Saturday, January 21, 2012

What is ideology, cont'd

Althusser!
I tend to teach this essay in grad. literary theory courses as an example of Marxist theory. More and more, I am deeply irritated by Althusser's argument, which is basically that the "subject" is interpellated by ideology.  In other words, when we think we are most ourselves (when we are subjects, agents, captains of our own fate, etc.--what Althusser would call the whole fantasm of western individualism), we are most subject to ideology and thus, I guess, more easily controlled by the "State Apparatus."
Now, there's some truth to that.  For instance, when I first got into Baseball and watched a Tiger's Game, I was struck by how we were constantly instructed from a super large screen--to sing the anthem, to clap our hands, to buy food and drink, to stand up, to sit down, etc.  Really, I thought to myself, how does that differ from the Soviet propaganda that I remember from visiting East Berlin: red flags on houses that praised the communist party and the thriving economy.  With one difference: East Germans knew they were coerced.  They knew the flags and slogans were state-imposed propaganda.  In America, we don't think of consumerism as a state-imposed ideology, necessitated by capitalism.  Should we?  Afer all, we love the apparent choices a consumer society offers and define our individuality in many ways by what we buy.
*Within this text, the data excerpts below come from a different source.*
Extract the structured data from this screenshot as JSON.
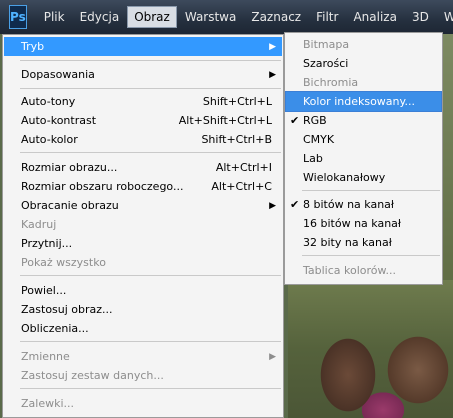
{
  "app": {
    "logo": "Ps"
  },
  "menubar": [
    "Plik",
    "Edycja",
    "Obraz",
    "Warstwa",
    "Zaznacz",
    "Filtr",
    "Analiza",
    "3D",
    "Wido"
  ],
  "menu": {
    "tryb": "Tryb",
    "dopasowania": "Dopasowania",
    "auto_tony": "Auto-tony",
    "auto_tony_sc": "Shift+Ctrl+L",
    "auto_kontrast": "Auto-kontrast",
    "auto_kontrast_sc": "Alt+Shift+Ctrl+L",
    "auto_kolor": "Auto-kolor",
    "auto_kolor_sc": "Shift+Ctrl+B",
    "rozmiar_obrazu": "Rozmiar obrazu...",
    "rozmiar_obrazu_sc": "Alt+Ctrl+I",
    "rozmiar_obszaru": "Rozmiar obszaru roboczego...",
    "rozmiar_obszaru_sc": "Alt+Ctrl+C",
    "obracanie": "Obracanie obrazu",
    "kadruj": "Kadruj",
    "przytnij": "Przytnij...",
    "pokaz": "Pokaż wszystko",
    "powiel": "Powiel...",
    "zastosuj_obraz": "Zastosuj obraz...",
    "obliczenia": "Obliczenia...",
    "zmienne": "Zmienne",
    "zastosuj_zestaw": "Zastosuj zestaw danych...",
    "zalewki": "Zalewki..."
  },
  "submenu": {
    "bitmapa": "Bitmapa",
    "szarosci": "Szarości",
    "bichromia": "Bichromia",
    "kolor_indeks": "Kolor indeksowany...",
    "rgb": "RGB",
    "cmyk": "CMYK",
    "lab": "Lab",
    "wielokanalowy": "Wielokanałowy",
    "b8": "8 bitów na kanał",
    "b16": "16 bitów na kanał",
    "b32": "32 bity na kanał",
    "tablica": "Tablica kolorów...",
    "checked": [
      "RGB",
      "8 bitów na kanał"
    ]
  }
}
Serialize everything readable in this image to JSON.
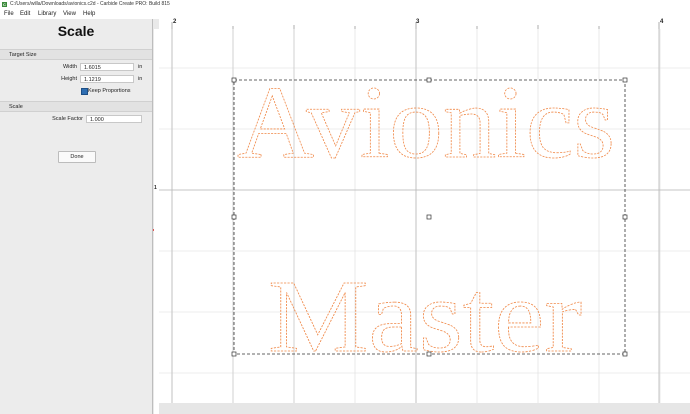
{
  "window": {
    "title": "C:/Users/willa/Downloads/avionics.c2d - Carbide Create PRO: Build 815",
    "app_icon_glyph": "C"
  },
  "menu": {
    "items": [
      "File",
      "Edit",
      "Library",
      "View",
      "Help"
    ]
  },
  "panel": {
    "title": "Scale",
    "target_size": {
      "section_label": "Target Size",
      "width_label": "Width",
      "width_value": "1.6015",
      "width_unit": "in",
      "height_label": "Height",
      "height_value": "1.1219",
      "height_unit": "in",
      "keep_proportions_label": "Keep Proportions",
      "keep_proportions_checked": true
    },
    "scale": {
      "section_label": "Scale",
      "factor_label": "Scale Factor",
      "factor_value": "1.000"
    },
    "done_label": "Done"
  },
  "rulers": {
    "top_labels": [
      "2",
      "3",
      "4"
    ],
    "left_labels": [
      "1"
    ]
  },
  "canvas": {
    "text_line_1": "Avionics",
    "text_line_2": "Master",
    "text_color": "#f08a4a",
    "selection_color": "#333333",
    "grid_color": "#d9d9d9",
    "major_grid_color": "#bdbdbd"
  },
  "icons": {
    "app": "carbide-create-icon",
    "checkbox": "checkbox-checked-icon",
    "handle": "resize-handle-icon"
  }
}
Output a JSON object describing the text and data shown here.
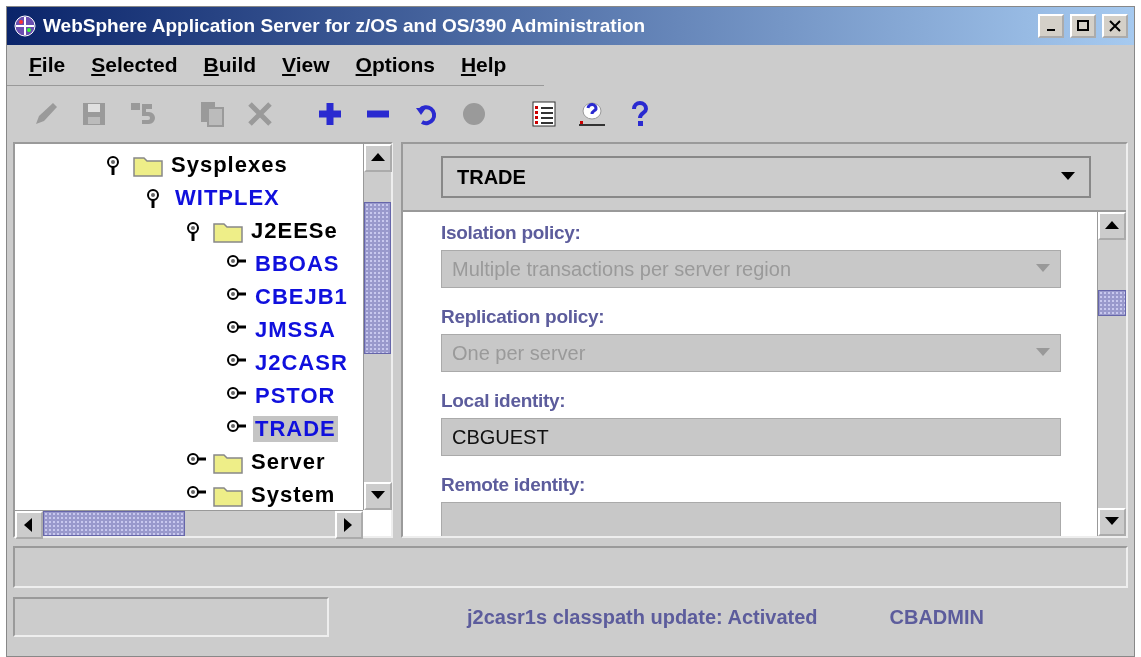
{
  "window": {
    "title": "WebSphere Application Server for z/OS and OS/390 Administration"
  },
  "menu": [
    "File",
    "Selected",
    "Build",
    "View",
    "Options",
    "Help"
  ],
  "toolbar": [
    {
      "kind": "pencil",
      "disabled": true
    },
    {
      "kind": "save",
      "disabled": true
    },
    {
      "kind": "undo",
      "disabled": true
    },
    {
      "kind": "gap"
    },
    {
      "kind": "paste",
      "disabled": true
    },
    {
      "kind": "delete",
      "disabled": true
    },
    {
      "kind": "gap"
    },
    {
      "kind": "add",
      "disabled": false
    },
    {
      "kind": "remove",
      "disabled": false
    },
    {
      "kind": "refresh",
      "disabled": false
    },
    {
      "kind": "stop",
      "disabled": true
    },
    {
      "kind": "gap"
    },
    {
      "kind": "list",
      "disabled": false
    },
    {
      "kind": "wizard",
      "disabled": false
    },
    {
      "kind": "help",
      "disabled": false
    }
  ],
  "tree": [
    {
      "label": "Sysplexes",
      "kind": "folder",
      "expanded": true,
      "selected": false,
      "children": [
        {
          "label": "WITPLEX",
          "kind": "item",
          "expanded": true,
          "selected": false,
          "children": [
            {
              "label": "J2EESe",
              "kind": "folder",
              "expanded": true,
              "selected": false,
              "children": [
                {
                  "label": "BBOAS",
                  "kind": "item",
                  "expanded": false,
                  "selected": false
                },
                {
                  "label": "CBEJB1",
                  "kind": "item",
                  "expanded": false,
                  "selected": false
                },
                {
                  "label": "JMSSA",
                  "kind": "item",
                  "expanded": false,
                  "selected": false
                },
                {
                  "label": "J2CASR",
                  "kind": "item",
                  "expanded": false,
                  "selected": false
                },
                {
                  "label": "PSTOR",
                  "kind": "item",
                  "expanded": false,
                  "selected": false
                },
                {
                  "label": "TRADE",
                  "kind": "item",
                  "expanded": false,
                  "selected": true
                }
              ]
            },
            {
              "label": "Server",
              "kind": "folder",
              "expanded": false,
              "selected": false
            },
            {
              "label": "System",
              "kind": "folder",
              "expanded": false,
              "selected": false
            }
          ]
        }
      ]
    }
  ],
  "selector": {
    "value": "TRADE"
  },
  "fields": [
    {
      "label": "Isolation policy:",
      "kind": "dropdown",
      "value": "Multiple transactions per server region",
      "disabled": true
    },
    {
      "label": "Replication policy:",
      "kind": "dropdown",
      "value": "One per server",
      "disabled": true
    },
    {
      "label": "Local identity:",
      "kind": "text",
      "value": "CBGUEST"
    },
    {
      "label": "Remote identity:",
      "kind": "text"
    }
  ],
  "status_bar": {
    "message": "j2casr1s classpath update: Activated",
    "user": "CBADMIN"
  }
}
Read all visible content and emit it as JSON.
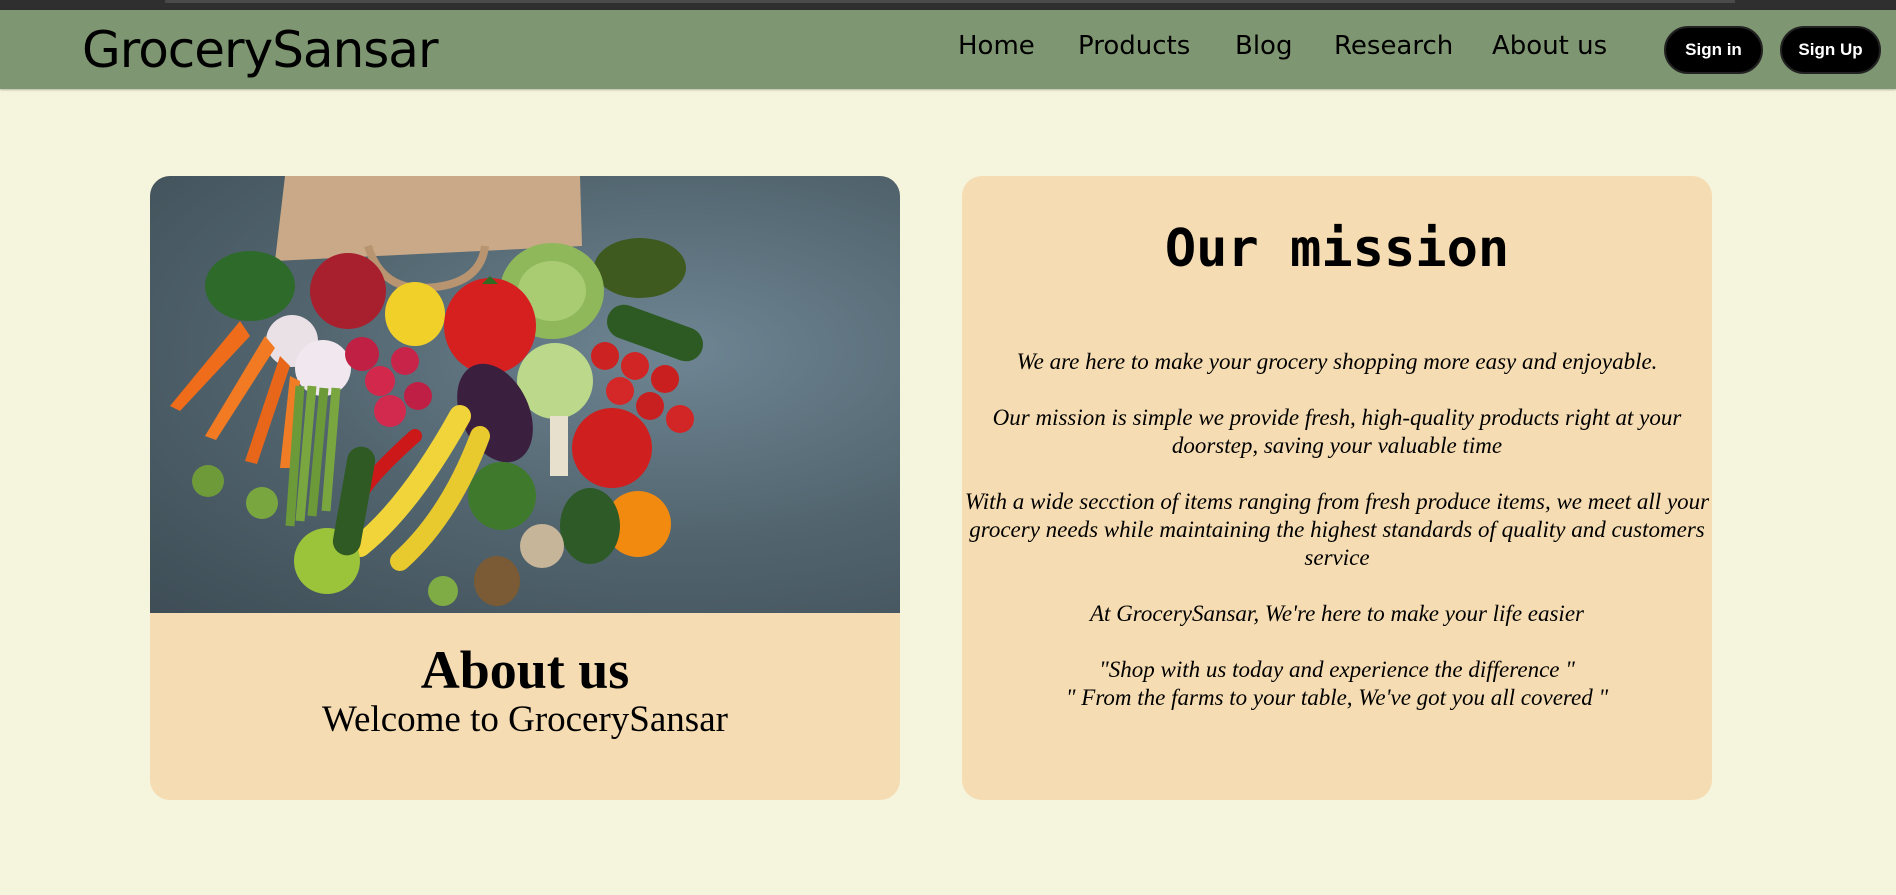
{
  "nav": {
    "brand": "GrocerySansar",
    "links": [
      "Home",
      "Products",
      "Blog",
      "Research",
      "About us"
    ],
    "signin_label": "Sign in",
    "signup_label": "Sign Up"
  },
  "about_card": {
    "title": "About us",
    "subtitle": "Welcome to GrocerySansar",
    "image_icon": "vegetables-photo"
  },
  "mission_card": {
    "title": "Our mission",
    "paragraphs": [
      "We are here to make your grocery shopping more easy and enjoyable.",
      "Our mission is simple we provide fresh, high-quality products right at your doorstep, saving your valuable time",
      "With a wide secction of items ranging from fresh produce items, we meet all your grocery needs while maintaining the highest standards of quality and customers service",
      "At GrocerySansar, We're here to make your life easier"
    ],
    "quote_1": "\"Shop with us today and experience the difference \"",
    "quote_2": "\" From the farms to your table, We've got you all covered \""
  },
  "colors": {
    "page_bg": "#f5f4dc",
    "navbar_bg": "#7f9672",
    "card_bg": "#f5dcb2",
    "button_bg": "#000000"
  }
}
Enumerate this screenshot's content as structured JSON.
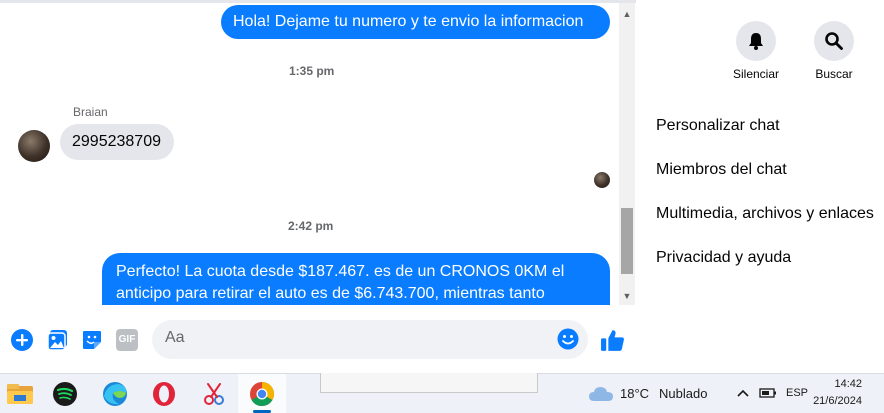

We are, Althusser would say, perfectly subjected by thinking of ourselves as subjects.

But here's what bothers me about Althusser.  For him there cannot be a genuine subject.  We cannot ever really know ourselves, never make decisions that are not shaped by hegemonic, that is dominant, ideologies.  In other words, we cannot be "critical" subjects.   And that is simply too pessimistic a view for me.  What, if we hold Althusser's point of view, is the point of teaching?